The spike (S) glycoprotein of coronaviruses contains protrusions that will only bind to certain receptors on the host cell. It has been reported that 2019-nCoV can infect the human Respiratory Epithelial cells through interaction with the human ACE2 receptor. The S protein is a large type I transmembrane protein containing two subunits, S1 and S2. S1 mainly contains a receptor binding domain (RBD), which is responsible for recognizing the cell surface receptor. S2 contains basic elements needed for the membrane fusion. So, S protein has a key role in the induction of neutralizing-antibody and T-cell responses, as well as protective immunity.
Known receptors binding S1 are ACE2, Angiotensin-Converting Enzyme 2; DPP4, Dipeptidyl Peptidase-4; APN, Aminopeptidase N; CEACAM, Carcinoembryonic antigen-related cell adhesion molecule 1; Sia, Sialic acid; O-ac Sia, O-acetylated Sialic acid.
The S protein is essential for both host specificity and viral infectivity.

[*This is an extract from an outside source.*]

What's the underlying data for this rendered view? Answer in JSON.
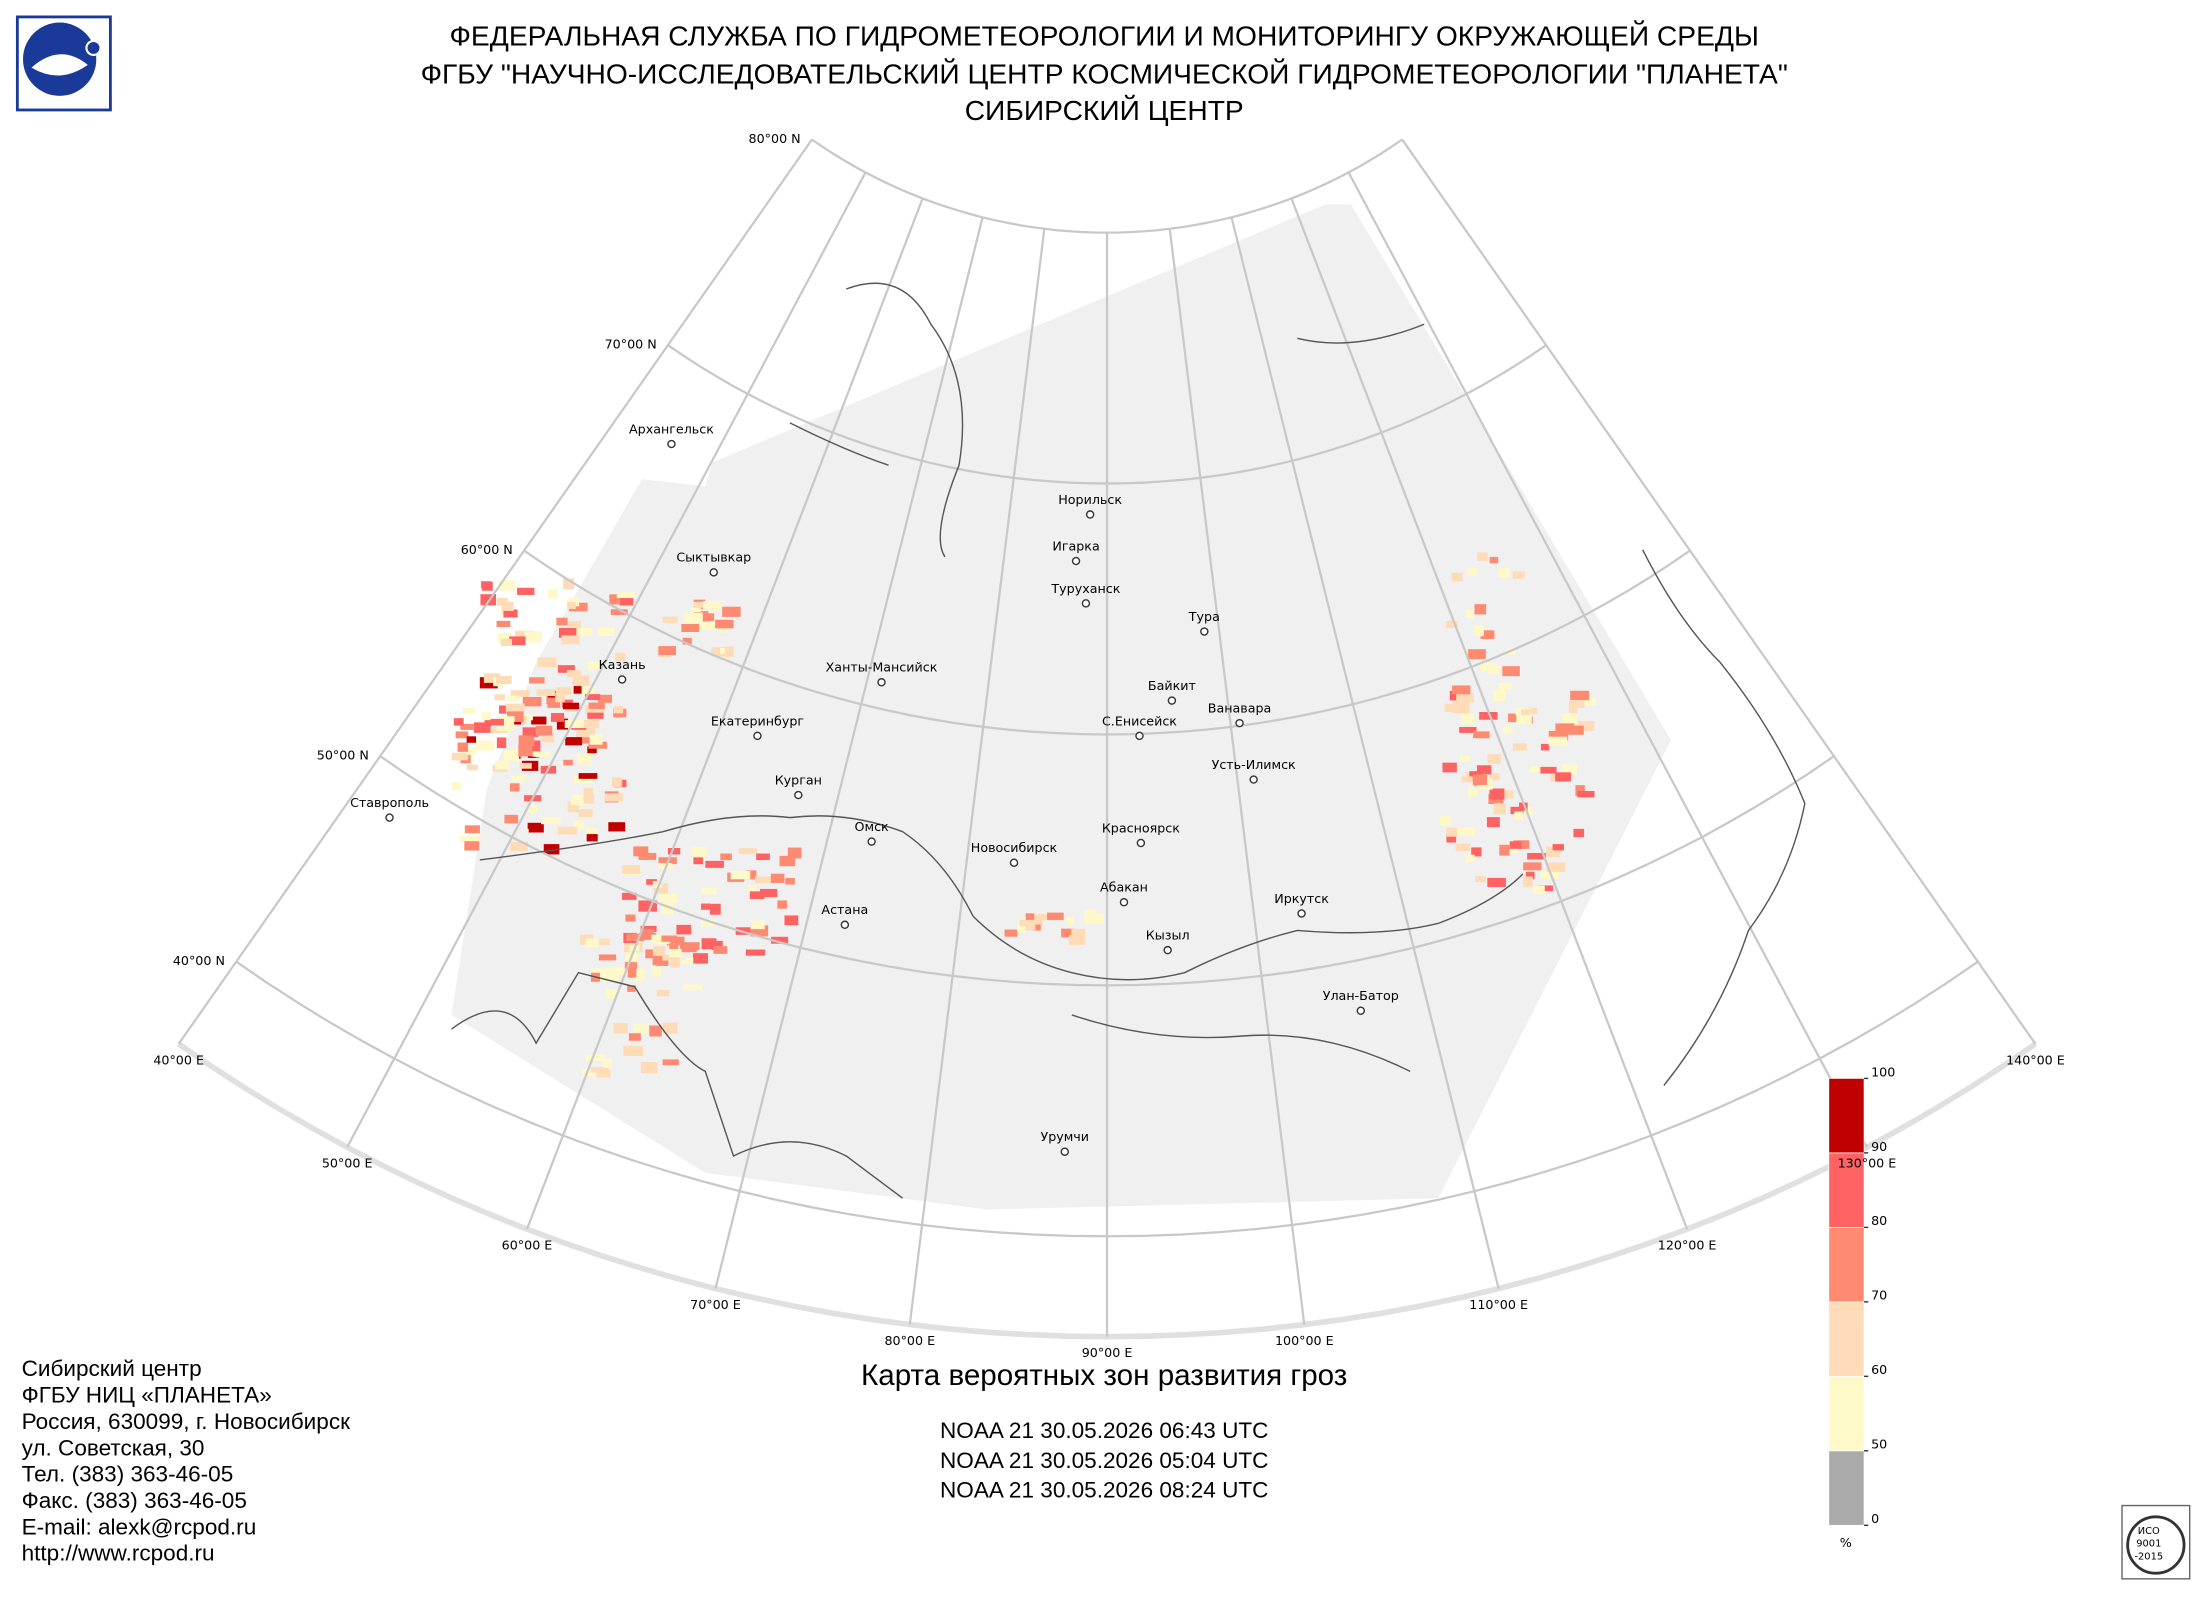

The term ‘peplomer’ is typically used to refer to a grouping of heterologous proteins on the virus surface that function together. Besides, the S protein is known to be essential in the binding of the virus to the host cell at the advent of the infection process.
The main functions for the S protein are summarized as:
Mediate receptor binding and membrane fusion; Defines the range of the hosts and specificity of the virus; Main component to bind with the neutralizing antibody; Key target for vaccine design; Can be transmitted between different hosts through gene recombination or mutation of the receptor binding domain (RBD), leading to a higher mortality rate.